Yin Zhong, Zhao Mengyuan, Wang Yongxiong, Yang Jingdong, Zhang Jianhua
Engineering Research Center of Optical Instrument and System, Ministry of Education, Shanghai Key Lab of Modern Optical System, University of Shanghai for Science and Technology, Shanghai, 200093, PR China.
School of Social Sciences, University of Shanghai for Science and Technology, Shanghai, 200093, PR China.
Comput Methods Programs Biomed. 2017 Mar;140:93-110. doi: 10.1016/j.cmpb.2016.12.005. Epub 2016 Dec 15.
Using deep-learning methodologies to analyze multimodal physiological signals becomes increasingly attractive for recognizing human emotions. However, the conventional deep emotion classifiers may suffer from the drawback of the lack of the expertise for determining model structure and the oversimplification of combining multimodal feature abstractions.
In this study, a multiple-fusion-layer based ensemble classifier of stacked autoencoder (MESAE) is proposed for recognizing emotions, in which the deep structure is identified based on a physiological-data-driven approach.
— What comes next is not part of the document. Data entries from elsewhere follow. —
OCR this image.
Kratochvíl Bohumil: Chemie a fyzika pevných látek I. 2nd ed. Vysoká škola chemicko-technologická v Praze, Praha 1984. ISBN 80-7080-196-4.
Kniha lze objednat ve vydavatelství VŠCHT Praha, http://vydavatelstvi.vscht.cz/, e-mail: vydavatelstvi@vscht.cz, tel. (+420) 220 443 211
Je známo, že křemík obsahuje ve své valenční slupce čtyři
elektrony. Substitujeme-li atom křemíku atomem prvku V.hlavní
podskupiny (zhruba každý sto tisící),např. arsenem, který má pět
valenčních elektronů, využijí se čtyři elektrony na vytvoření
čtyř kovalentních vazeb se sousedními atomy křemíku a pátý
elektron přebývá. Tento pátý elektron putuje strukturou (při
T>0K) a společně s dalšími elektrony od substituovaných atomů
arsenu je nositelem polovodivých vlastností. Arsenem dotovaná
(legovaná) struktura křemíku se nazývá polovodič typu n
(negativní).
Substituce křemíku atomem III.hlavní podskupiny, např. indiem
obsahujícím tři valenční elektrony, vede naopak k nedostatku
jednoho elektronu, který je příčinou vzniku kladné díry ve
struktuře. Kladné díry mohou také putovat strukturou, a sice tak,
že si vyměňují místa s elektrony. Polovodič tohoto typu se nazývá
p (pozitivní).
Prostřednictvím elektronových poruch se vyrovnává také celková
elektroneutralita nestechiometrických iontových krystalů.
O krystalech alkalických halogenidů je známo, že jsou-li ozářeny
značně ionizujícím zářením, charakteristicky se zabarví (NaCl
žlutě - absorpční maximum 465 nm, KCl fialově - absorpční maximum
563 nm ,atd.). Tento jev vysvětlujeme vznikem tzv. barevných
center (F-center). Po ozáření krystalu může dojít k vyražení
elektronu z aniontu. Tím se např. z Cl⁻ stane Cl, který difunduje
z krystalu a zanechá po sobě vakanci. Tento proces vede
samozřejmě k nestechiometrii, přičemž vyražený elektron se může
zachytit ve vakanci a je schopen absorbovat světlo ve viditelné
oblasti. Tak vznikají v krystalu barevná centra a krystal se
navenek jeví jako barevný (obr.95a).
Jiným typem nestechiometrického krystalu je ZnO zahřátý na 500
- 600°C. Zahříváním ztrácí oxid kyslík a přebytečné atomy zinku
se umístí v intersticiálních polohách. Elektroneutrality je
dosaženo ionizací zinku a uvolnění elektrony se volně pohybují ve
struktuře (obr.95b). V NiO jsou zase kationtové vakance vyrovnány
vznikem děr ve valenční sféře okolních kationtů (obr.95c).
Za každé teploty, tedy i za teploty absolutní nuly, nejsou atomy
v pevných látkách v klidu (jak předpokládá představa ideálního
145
Each SAE consists of three hidden layers to filter the unwanted noise in the physiological features and derives the stable feature representations. An additional deep model is used to achieve the SAE ensembles. The physiological features are split into several subsets according to different feature extraction approaches with each subset separately encoded by a SAE. The derived SAE abstractions are combined according to the physiological modality to create six sets of encodings, which are then fed to a three-layer, adjacent-graph-based network for feature fusion. The fused features are used to recognize binary arousal or valence states.
DEAP multimodal database was employed to validate the performance of the MESAE. By comparing with the best existing emotion classifier, the mean of classification rate and F-score improves by 5.26%.
The superiority of the MESAE against the state-of-the-art shallow and deep emotion classifiers has been demonstrated under different sizes of the available physiological instances.
利用深度学习方法分析多模态生理信号在识别人类情绪方面变得越来越有吸引力。然而,传统的深度情感分类器可能存在缺乏确定模型结构的专业知识以及多模态特征抽象组合过于简单化的缺点。
在本研究中,提出了一种基于多层融合的堆叠自编码器集成分类器(MESAE)用于情绪识别,其中深度结构基于生理数据驱动的方法确定。每个自编码器由三个隐藏层组成,用于过滤生理特征中的不必要噪声并导出稳定的特征表示。使用一个额外的深度模型来实现自编码器集成。根据不同的特征提取方法将生理特征划分为几个子集,每个子集由一个自编码器单独编码。根据生理模态将导出的自编码器抽象进行组合以创建六组编码,然后将其输入到基于邻接图的三层网络进行特征融合。融合后的特征用于识别二元唤醒或效价状态。
使用DEAP多模态数据库验证MESAE的性能。与现有的最佳情感分类器相比,分类率和F分数的平均值提高了5.26%。
在不同规模的可用生理实例下,MESAE相对于最先进的浅层和深度情感分类器的优越性得到了证明。